San Edmundo

Cuando Jesús estuvo cerca y vio la ciudad de Jerusalén, se puso a llorar por ella, diciendo: ¡Si tú también hubieras comprendido en ese día el mensaje de paz! Pero ahora está oculto a tus ojos.
Vendrán días desastrosos para ti, en que tus enemigos te cercarán con empalizadas, te sitiarán y te atacarán por todas partes.
Te arrasarán junto con tus hijos, que están dentro de ti, y no dejarán en ti piedra sobre piedra, porque no has sabido reconocer el tiempo en que fuiste visitada por Dios.

Este pasaje nos muestra uno de los momentos más humanos y más divinos de Jesús: llora por Jerusalén. No llora por sí mismo, sino por un pueblo que ama profundamente, un pueblo que no supo reconocer la cercanía de Dios. En esas lágrimas se revela el corazón de Cristo: un corazón que no condena, sino que sufre antes de que lleguen las consecuencias de la obstinación humana.

Jesús contempla la ciudad y dice: “Si tú también hubieras comprendido el mensaje de paz…” La verdadera tragedia no es el ataque de los enemigos, ni la destrucción que vendrá; la tragedia es no haber visto la presencia de Dios cuando Él estuvo cerca.
Esas palabras son como un eco que también alcanza nuestra propia vida: ¿cuántas veces perdemos la paz porque no reconocemos el paso de Dios en nuestras situaciones, en las personas que nos rodean, en los llamados que sentimos en el corazón?

El texto nos invita a revisar nuestra mirada. Jerusalén no vio porque tenía los ojos ocupados en otras cosas: en sus seguridades, en sus esquemas, en sus expectativas. Y a veces nosotros también podemos vivir con una mirada nublada por el miedo, por la prisa, por el ruido interior. Entonces Dios pasa —no con estruendo, sino con suavidad, con una invitación, con un gesto de amor— y no lo vemos.

Jesús llora porque sabe que, al cerrarnos a la paz de Dios, inevitablemente nos abrimos al conflicto, a la destrucción interior, al desgaste del corazón. La vida sin Dios se va muriendo. Pero su llanto también revela una esperanza: todavía estamos a tiempo. Mientras Jesús llora por la ciudad, aún la ama, aún la espera, aún la busca.

Deja que la mirada compasiva de Jesús toque tu propia ciudad interior. Deja que Él llore contigo aquello que necesitas sanar, aquello que te causa destrucción, aquello que ha perdido la paz.
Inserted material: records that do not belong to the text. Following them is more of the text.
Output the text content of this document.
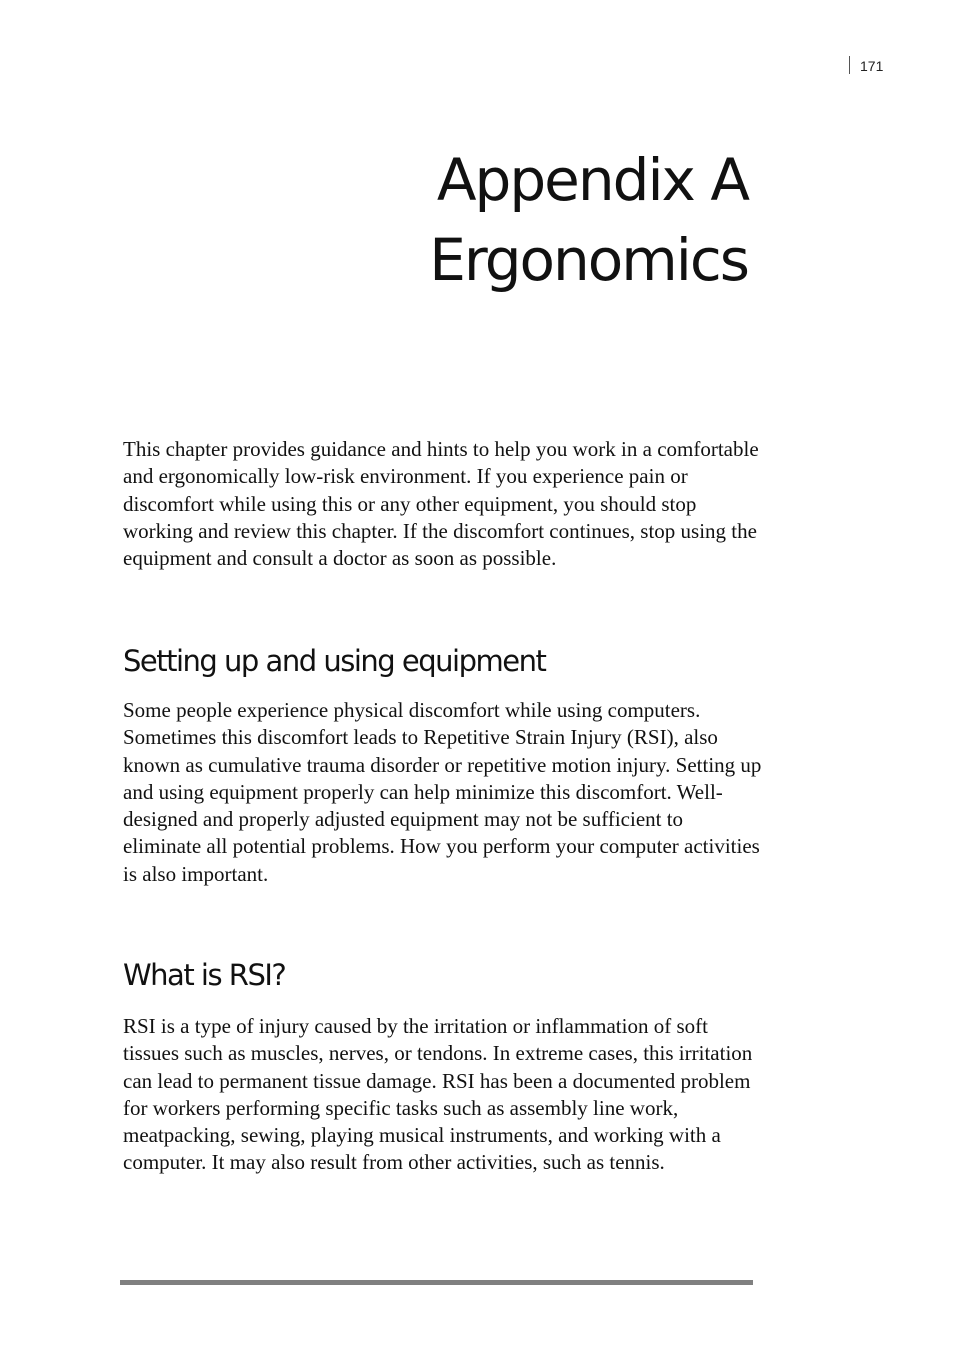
171
Appendix A
Ergonomics

This chapter provides guidance and hints to help you work in a comfortable and ergonomically low-risk environment. If you experience pain or discomfort while using this or any other equipment, you should stop working and review this chapter. If the discomfort continues, stop using the equipment and consult a doctor as soon as possible.

Setting up and using equipment

Some people experience physical discomfort while using computers. Sometimes this discomfort leads to Repetitive Strain Injury (RSI), also known as cumulative trauma disorder or repetitive motion injury. Setting up and using equipment properly can help minimize this discomfort. Well-designed and properly adjusted equipment may not be sufficient to eliminate all potential problems. How you perform your computer activities is also important.

What is RSI?

RSI is a type of injury caused by the irritation or inflammation of soft tissues such as muscles, nerves, or tendons. In extreme cases, this irritation can lead to permanent tissue damage. RSI has been a documented problem for workers performing specific tasks such as assembly line work, meatpacking, sewing, playing musical instruments, and working with a computer. It may also result from other activities, such as tennis.
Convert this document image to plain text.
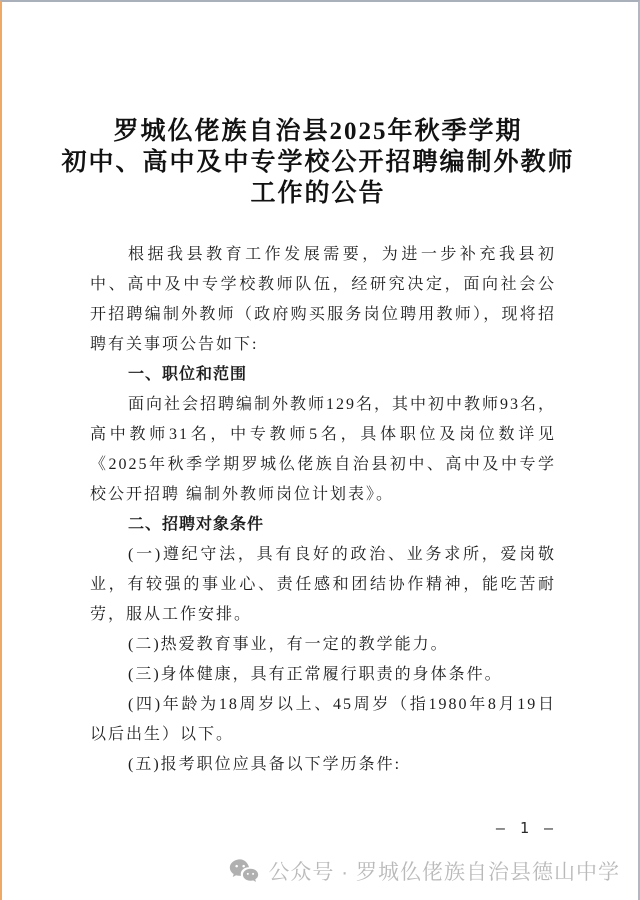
罗城仫佬族自治县2025年秋季学期
初中、高中及中专学校公开招聘编制外教师
工作的公告

根据我县教育工作发展需要，为进一步补充我县初中、高中及中专学校教师队伍，经研究决定，面向社会公开招聘编制外教师（政府购买服务岗位聘用教师），现将招聘有关事项公告如下:

一、职位和范围

面向社会招聘编制外教师129名，其中初中教师93名，高中教师31名，中专教师5名，具体职位及岗位数详见《2025年秋季学期罗城仫佬族自治县初中、高中及中专学校公开招聘 编制外教师岗位计划表》。

二、招聘对象条件

(一)遵纪守法，具有良好的政治、业务求所，爱岗敬业，有较强的事业心、责任感和团结协作精神，能吃苦耐劳，服从工作安排。

(二)热爱教育事业，有一定的教学能力。

(三)身体健康，具有正常履行职责的身体条件。

(四)年龄为18周岁以上、45周岁（指1980年8月19日以后出生）以下。

(五)报考职位应具备以下学历条件:

— 1 —
公众号 · 罗城仫佬族自治县德山中学
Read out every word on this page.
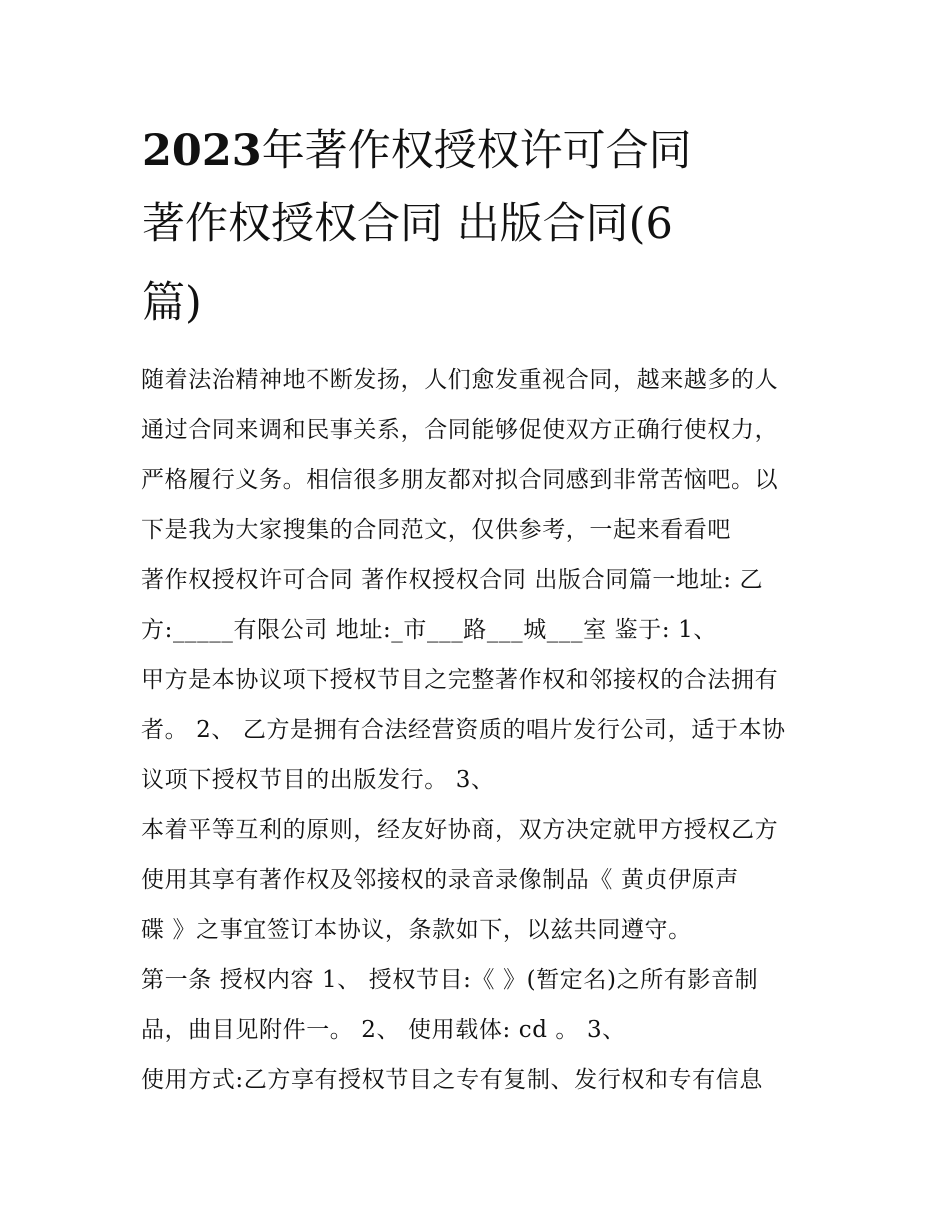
2023年著作权授权许可合同
著作权授权合同 出版合同(6
篇)
随着法治精神地不断发扬，人们愈发重视合同，越来越多的人
通过合同来调和民事关系，合同能够促使双方正确行使权力，
严格履行义务。相信很多朋友都对拟合同感到非常苦恼吧。以
下是我为大家搜集的合同范文，仅供参考，一起来看看吧
著作权授权许可合同 著作权授权合同 出版合同篇一地址: 乙
方:_____有限公司 地址:_市___路___城___室 鉴于: 1、
甲方是本协议项下授权节目之完整著作权和邻接权的合法拥有
者。 2、 乙方是拥有合法经营资质的唱片发行公司，适于本协
议项下授权节目的出版发行。 3、
本着平等互利的原则，经友好协商，双方决定就甲方授权乙方
使用其享有著作权及邻接权的录音录像制品《 黄贞伊原声
碟 》之事宜签订本协议，条款如下，以兹共同遵守。
第一条 授权内容 1、 授权节目:《 》(暂定名)之所有影音制
品，曲目见附件一。 2、 使用载体: cd 。 3、
使用方式:乙方享有授权节目之专有复制、发行权和专有信息
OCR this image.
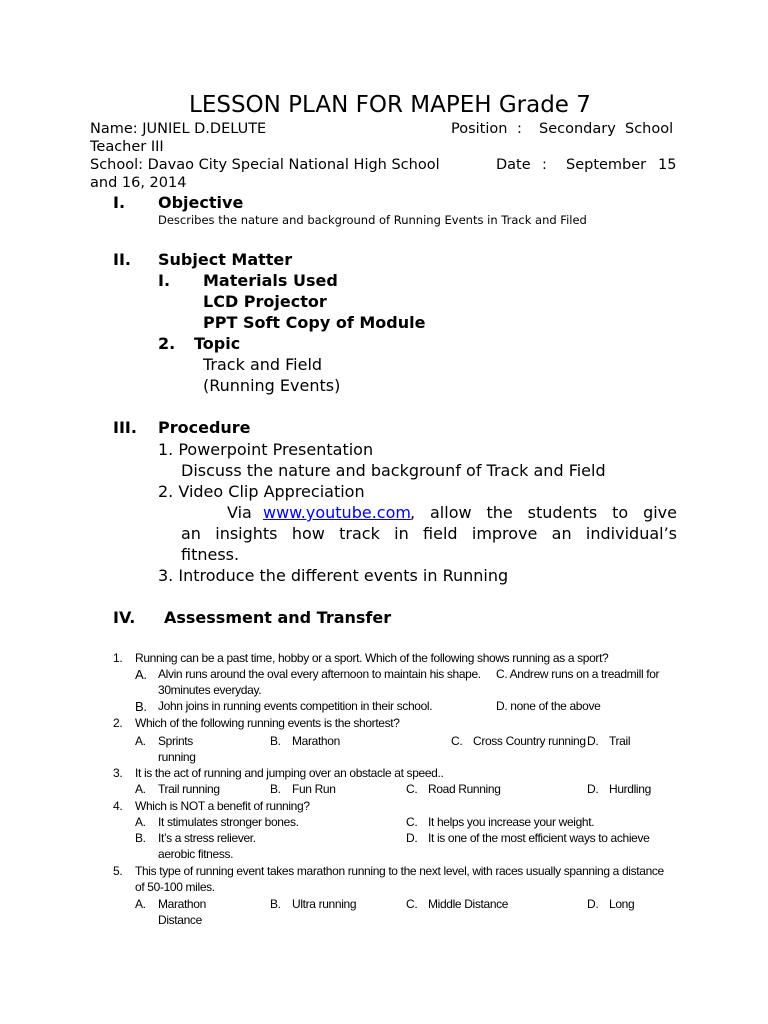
LESSON PLAN FOR MAPEH Grade 7
Name: JUNIEL D.DELUTE	Position : Secondary School
Teacher III
School: Davao City Special National High School	Date : September 15
and 16, 2014
I. Objective
Describes the nature and background of Running Events in Track and Filed
II. Subject Matter
I. Materials Used
LCD Projector
PPT Soft Copy of Module
2. Topic
Track and Field
(Running Events)
III. Procedure
1. Powerpoint Presentation
Discuss the nature and backgrounf of Track and Field
2. Video Clip Appreciation
Via www.youtube.com , allow the students to give
an insights how track in field improve an individual’s
fitness.
3. Introduce the different events in Running
IV. Assessment and Transfer
1. Running can be a past time, hobby or a sport. Which of the following shows running as a sport?
A. Alvin runs around the oval every afternoon to maintain his shape. C. Andrew runs on a treadmill for
30minutes everyday.
B. John joins in running events competition in their school.	D. none of the above
2. Which of the following running events is the shortest?
A. Sprints	B. Marathon	C. Cross Country running D. Trail
running
3. It is the act of running and jumping over an obstacle at speed..
A. Trail running	B. Fun Run	C. Road Running	D. Hurdling
4. Which is NOT a benefit of running?
A. It stimulates stronger bones.	C. It helps you increase your weight.
B. It’s a stress reliever.	D. It is one of the most efficient ways to achieve
aerobic fitness.
5. This type of running event takes marathon running to the next level, with races usually spanning a distance
of 50-100 miles.
A. Marathon	B. Ultra running	C. Middle Distance	D. Long
Distance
Él no viene a juzgar, sino a visitar, a ofrecer de nuevo lo que Jerusalén rechazó: una paz que no viene del exterior, sino de su presencia.


Poco les importaría que existiese un Dios, si el fuese indiferente a todo lo que pasa sobre la tierra. Pero, después de haber creado al hombre, es imposible que lo olvide y que no se ocupe ya de aquél a quien ha creado a su imagen y semejanza. (Sermón sobre Dios)

Me tocaste Jesús y cerré mi puerta.
Y me hablaste Jesús
con el Pan y el Vino y así,
con tu sombra detrás, que todo alumbró
tu rostro sereno.

Con un trozo de ayer
yo te esperé en mi puerta,
con un montón de papel
que jamás se pudo leer.
Y casi sin mirar me alejé, Jesús.
Sentí tu llamada.

Me sonrió dulce y me miró fijo.
Yo soy tu amigo, me dijo.
Le sonreí luego y lo sentí cerca.
Tienes un nuevo amigo.

Hoy he vuelto al lugar
donde hay amor sincero.
No me quiero alejar.
Por favor escucha, Jesús.
Donde hay vida tú estarás.
Quiero ser de ti,
tu hermano, amigo.


San EDMUNDO (†869) fue rey de Anglia Oriental y es recordado como mártir y modelo de fe y valentía cristiana. Subió al trono alrededor del año 855, con apenas unos 14 años, y gobernó con justicia, procurando la paz y el bienestar de su pueblo. Se destacó por su piedad, su humildad y su deseo de reinar siguiendo el Evangelio.
Durante las invasiones vikingas en Inglaterra, Edmundo se negó a renunciar a su fe ni a someterse a los invasores paganos. Según la tradición, los vikingos lo capturaron y le exigieron abandonar a Cristo. Él prefirió morir antes que traicionar su fe. Fue martirizado en el año 869. Su muerte lo convirtió en símbolo de fidelidad a Cristo y de coraje ante la injusticia.
Muy pronto comenzó su veneración, y su tumba se convirtió en un importante centro de peregrinación durante siglos. Es patrono de Inglaterra (antes de San Jorge), de reyes, de los que sufren persecución y de quienes buscan defender la fe con firmeza y amor.